T1DM patient homozygotes of AKR1B1 polymorphism Z-2 had a higher rate of pathological PD (24.32% vs 9.23%, p = 0.047). Pathologic value on electromyography (EMG) was present in 39.6% of patients with T1DM. There was a significant correlation between PD and EMG in patients with T1DM (r = 0.34, p = 0.008). Patients with T1DM with omogygous polymorphism Z-2/Z-2 of the aldose reductase gene (AKR1B1) had a higher incidence of abnormal EMG (21.7% vs 2.8%, p = 0.032) and abnormal PD (62.5% vs 37.5%, p = 0.023) in relation with healthy controls.
T1DM1 homozygous patients of AKR1B1 polymorphism Z-2 had abnormal VST in 12.98% vs 20% of patients without abnormal VST. So, no statistically significant difference was found in the homozygous patients and VST as an indicator of peripheral neuropathy (12.98% vs 20%, p = 0.047). However, VST is a screening method, with no significant reliability, whereas EMG is the most reliable (gold standard) method for detecting subclinical peripheral neuropathy.

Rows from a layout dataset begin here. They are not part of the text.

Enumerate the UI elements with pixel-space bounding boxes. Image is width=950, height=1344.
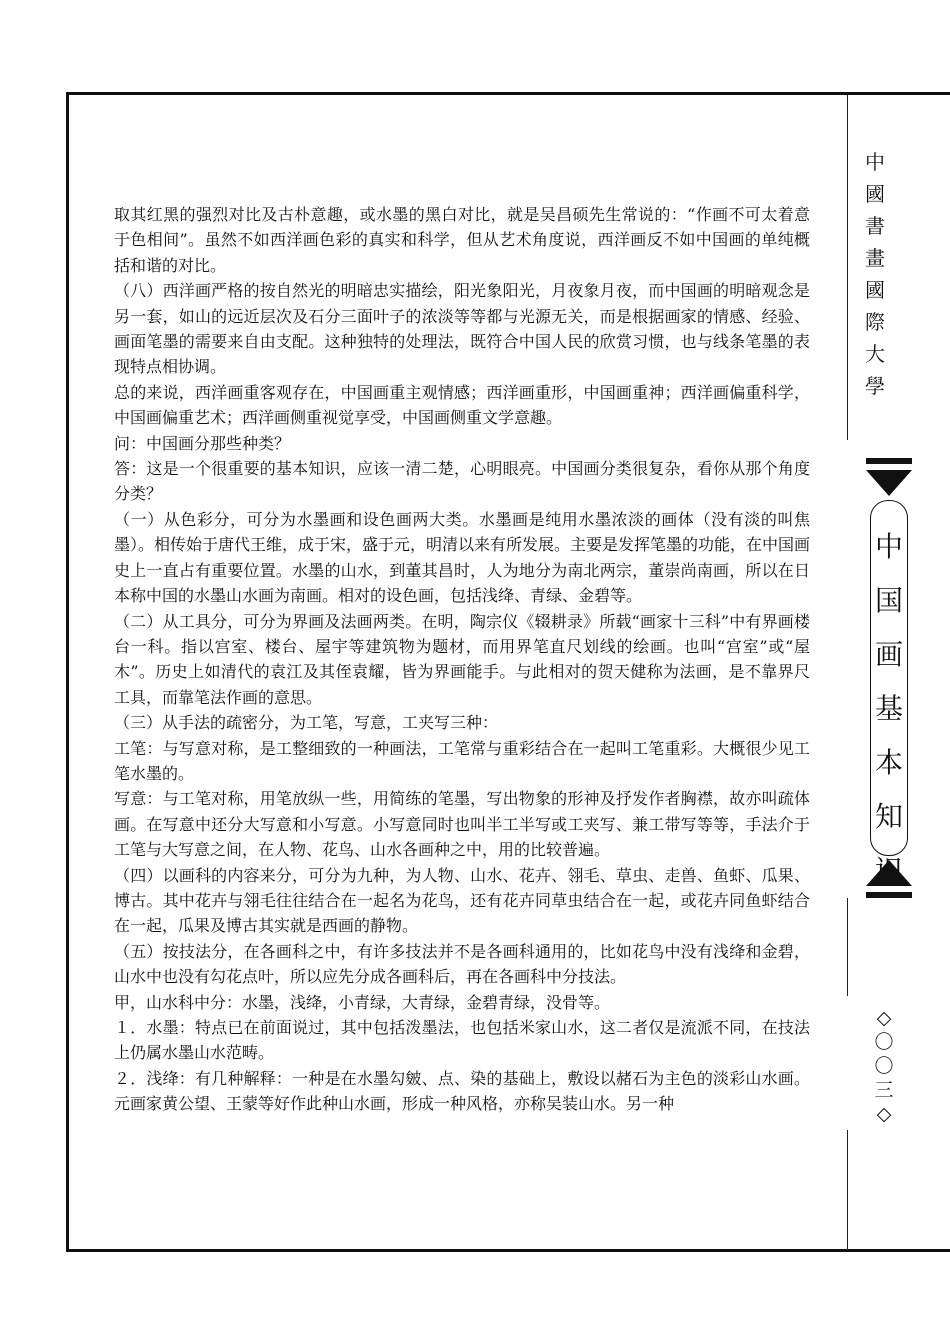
margin-rule: [847, 1130, 848, 1250]
margin-rule: [847, 898, 848, 996]
section-title-tab: [866, 458, 912, 898]
page-frame-top: [66, 92, 950, 95]
paragraph: （八）西洋画严格的按自然光的明暗忠实描绘，阳光象阳光，月夜象月夜，而中国画的明暗观念是另一套，如山的远近层次及石分三面叶子的浓淡等等都与光源无关，而是根据画家的情感、经验、画面笔墨的需要来自由支配。这种独特的处理法，既符合中国人民的欣赏习惯，也与线条笔墨的表现特点相协调。: [114, 281, 810, 377]
tab-bar-bottom: [866, 892, 912, 898]
university-name: 中 國 書 畫 國 際 大 學: [865, 150, 885, 398]
paragraph: 取其红黑的强烈对比及古朴意趣，或水墨的黑白对比，就是吴昌硕先生常说的：“作画不可太着意于色相间”。虽然不如西洋画色彩的真实和科学，但从艺术角度说，西洋画反不如中国画的单纯概括和谐的对比。: [114, 205, 810, 275]
paragraph: 总的来说，西洋画重客观存在，中国画重主观情感；西洋画重形，中国画重神；西洋画偏重科学，中国画偏重艺术；西洋画侧重视觉享受，中国画侧重文学意趣。: [114, 382, 810, 428]
section-title: 中 国 画 基 本 知 识: [874, 530, 903, 887]
tab-wedge-top: [866, 470, 912, 496]
paragraph: 答：这是一个很重要的基本知识，应该一清二楚，心明眼亮。中国画分类很复杂，看你从那个角度分类？: [114, 459, 810, 504]
paragraph: 工笔：与写意对称，是工整细致的一种画法，工笔常与重彩结合在一起叫工笔重彩。大概很少见工笔水墨的。: [114, 738, 810, 783]
margin-rule: [847, 95, 848, 440]
paragraph: 写意：与工笔对称，用笔放纵一些，用简练的笔墨，写出物象的形神及抒发作者胸襟，故亦叫疏体画。在写意中还分大写意和小写意。小写意同时也叫半工半写或工夹写、兼工带写等等，手法介于工笔与大写意之间，在人物、花鸟、山水各画种之中，用的比较普遍。: [114, 789, 810, 860]
paragraph: （三）从手法的疏密分，为工笔，写意，工夹写三种：: [114, 713, 499, 733]
body-text: [114, 202, 810, 1117]
paragraph: （二）从工具分，可分为界画及法画两类。在明，陶宗仪《辍耕录》所载“画家十三科”中有界画楼台一科。指以宫室、楼台、屋宇等建筑物为题材，而用界笔直尺划线的绘画。也叫“宫室”或“屋木”。历史上如清代的袁江及其侄袁耀，皆为界画能手。与此相对的贺天健称为法画，是不靠界尺工具，而靠笔法作画的意思。: [114, 611, 810, 707]
paragraph: （五）按技法分，在各画科之中，有许多技法并不是各画科通用的，比如花鸟中没有浅绛和金碧，山水中也没有勾花点叶，所以应先分成各画科后，再在各画科中分技法。: [114, 941, 810, 987]
paragraph: ２．浅绛：有几种解释：一种是在水墨勾皴、点、染的基础上，敷设以赭石为主色的淡彩山水画。元画家黄公望、王蒙等好作此种山水画，形成一种风格，亦称吴装山水。另一种: [114, 1068, 810, 1114]
paragraph: （一）从色彩分，可分为水墨画和设色画两大类。水墨画是纯用水墨浓淡的画体（没有淡的叫焦墨）。相传始于唐代王维，成于宋，盛于元，明清以来有所发展。主要是发挥笔墨的功能，在中国画史上一直占有重要位置。水墨的山水，到董其昌时，人为地分为南北两宗，董崇尚南画，所以在日本称中国的水墨山水画为南画。相对的设色画，包括浅绛、青绿、金碧等。: [114, 509, 811, 606]
paragraph: １．水墨：特点已在前面说过，其中包括泼墨法，也包括米家山水，这二者仅是流派不同，在技法上仍属水墨山水范畴。: [114, 1018, 810, 1063]
paragraph: 甲，山水科中分：水墨，浅绛，小青绿，大青绿，金碧青绿，没骨等。: [114, 992, 611, 1012]
page-frame-bottom: [66, 1249, 950, 1252]
page-number: ◇ 〇 〇 三 ◇: [874, 1007, 894, 1125]
paragraph: 问：中国画分那些种类？: [114, 433, 291, 453]
page-frame-left: [66, 92, 69, 1252]
tab-bar-top: [866, 458, 912, 464]
tab-wedge-bottom: [866, 860, 912, 886]
paragraph: （四）以画科的内容来分，可分为九种，为人物、山水、花卉、翎毛、草虫、走兽、鱼虾、瓜果、博古。其中花卉与翎毛往往结合在一起名为花鸟，还有花卉同草虫结合在一起，或花卉同鱼虾结合在一起，瓜果及博古其实就是西画的静物。: [114, 865, 810, 936]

The results of our study show that in children and adolescents with diabetic neuropathy is primarily subclinical, regardless of the quality of metabolic control and the duration of the disease. However, the disease begins in childhood and there is a need for vigilance by clinicians for early diagnosis of this complication, as it is the least recognizable complication in clinical practice in both pediatric patients with T1DM, as well as in adults patients with DM. Polymorphism of the homozygous AKR1B1 gene is a reliable indicator of the future appearance of autonomic and peripheral diabetic neuropathy (DN). Therefore, children with T1DM and homozygous Z-2/Z-2 polymorphism of gene AKR1B1make up a high-risk group for the development of DN and should have excellent diabetic regulation and regular monitoring for early detection and prevention of DN.